Der Chef der Deutschen Polizeigewerkschaft, Rainer Wendt, hat nun davor gewarnt, Flüchtlinge unter Generalverdacht zu stellen. Dagegen ist nichts zu sagen. Wachsamkeit ist angemessen, generelle Vorbehalte nicht. Schließlich wissen wir, dass zwei Paris-Attentäter ebenfalls als Flüchtlinge einreisten. Wir vermuten, dass zwei in Österreich festgehaltene angebliche Flüchtlinge ebenfalls einen IS-Bezug haben. Und wir haben Grund zu der Annahme, dass das belgisch-französische Netzwerk des IS auch im vergangenen Jahr in Deutschland eine geringe Zahl potenzieller IS-Kämpfer, die als Flüchtlinge kamen, eingesammelt hat.

Allerdings sagte Wendt auch:

Es sei ganz offensichtlich die Strategie des „Islamischen Staates„, Flüchtlinge zu diskreditieren, indem die Terrormiliz eigene Leute als Asylbewerber nach Europa einschleuse.

Das hingegen ist, mit Verlaub, nicht richtig. Es ist keineswegs „offensichtlich“, was die Strategie des IS ist. Ich kenne jedenfalls keine Aussage eines verhafteten Rückkehrers, keine Hinweise eines IS-Aussteigers, keine Äußerung eines IS-Führers, die es erlauben würde, es als „offensichtlich“ hinzustellen, dass der IS auf diese Weise Flüchtlinge diskreditieren will. Vielleicht weiß Herr Wendt mehr, aber dann wäre es angebracht, dass er etwas mehr zu seiner Quellenlage sagt.

In Wendts Äußerung spiegelt sich eine Vermutung, eine Hypothese, die auch aus den deutschen Sicherheitsbehörden zu vernehmen ist. Aber es ist eben nicht mehr als das. Sie ist geboren aus der Überraschung darüber, dass der IS den Flüchtlingsstrom überhaupt ausgenutzt hat, wo doch die (berechtigte) Annahme besteht, die Terrorgruppe verfüge über ausreichend Geld und andere Ressourcen, ihre Kader auf weniger gefährlichen Wegen nach Europa zu schaffen.

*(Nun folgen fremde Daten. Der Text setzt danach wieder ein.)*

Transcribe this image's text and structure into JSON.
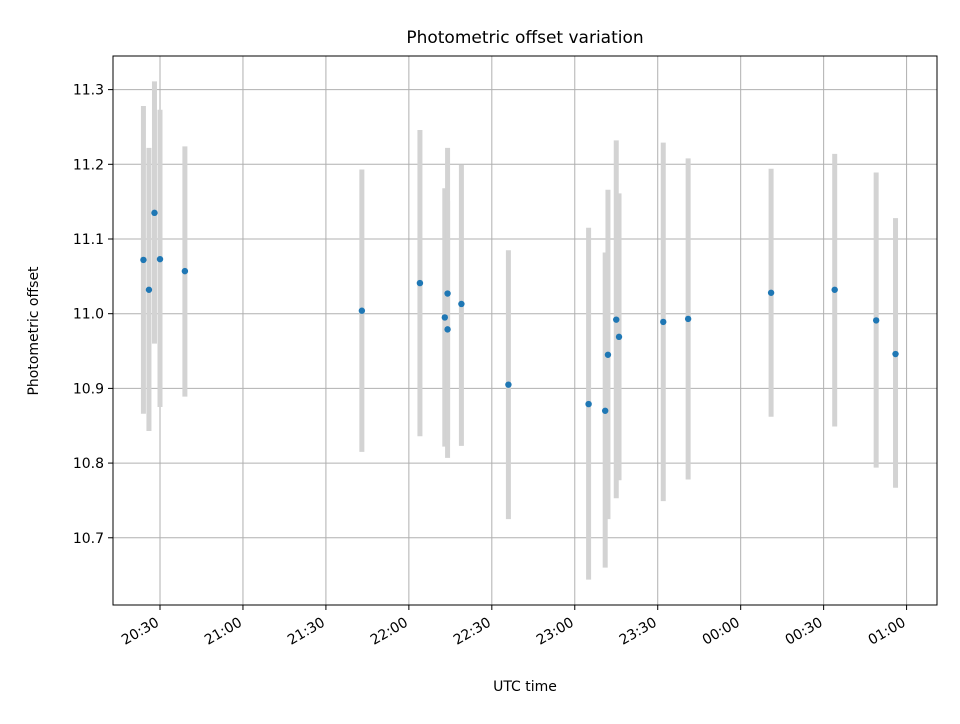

Aber es ist keine gute Idee, in den IS Dinge hineinzulesen, für die wir jenseits unserer eigenen Spekulationen keine vernünftigen Belege haben.

Möglich, dass der IS so tickt, wie Wendt es insinuiert. Möglich, dass er ganz andere Gründe hat, den Flüchtlingstreck zu nutzen, die wir gar nicht kennen.

Das eigentlich Überraschende an diesem konkreten Fall ist ohnehin etwas anderes: Dass es sich nach allem, was wir wissen, bei den Festgenommenen um Syrer handelt, die nie zuvor über einen längeren Zeitraum in Deutschland gelebt haben, sich hier mithin auch nicht so gut auskennen wie beispielsweise die Paris-Attentäter. Dieses Vorgehen widerspricht der bisher bekannten IS-Vorgehensweise. Was es bedeutet, wissen wir aber auch noch nicht.

Ich weiß, es ist etwas ermüdend, aber es ist wichtig: Hüten wir uns vor zu schnellen Schlüssen, sie gerinnen zu schnell zu einer gefühlten Wahrheit – und beeinträchtigen den analytischen Blick mehr als dass sie helfen, den Terror zu verstehen.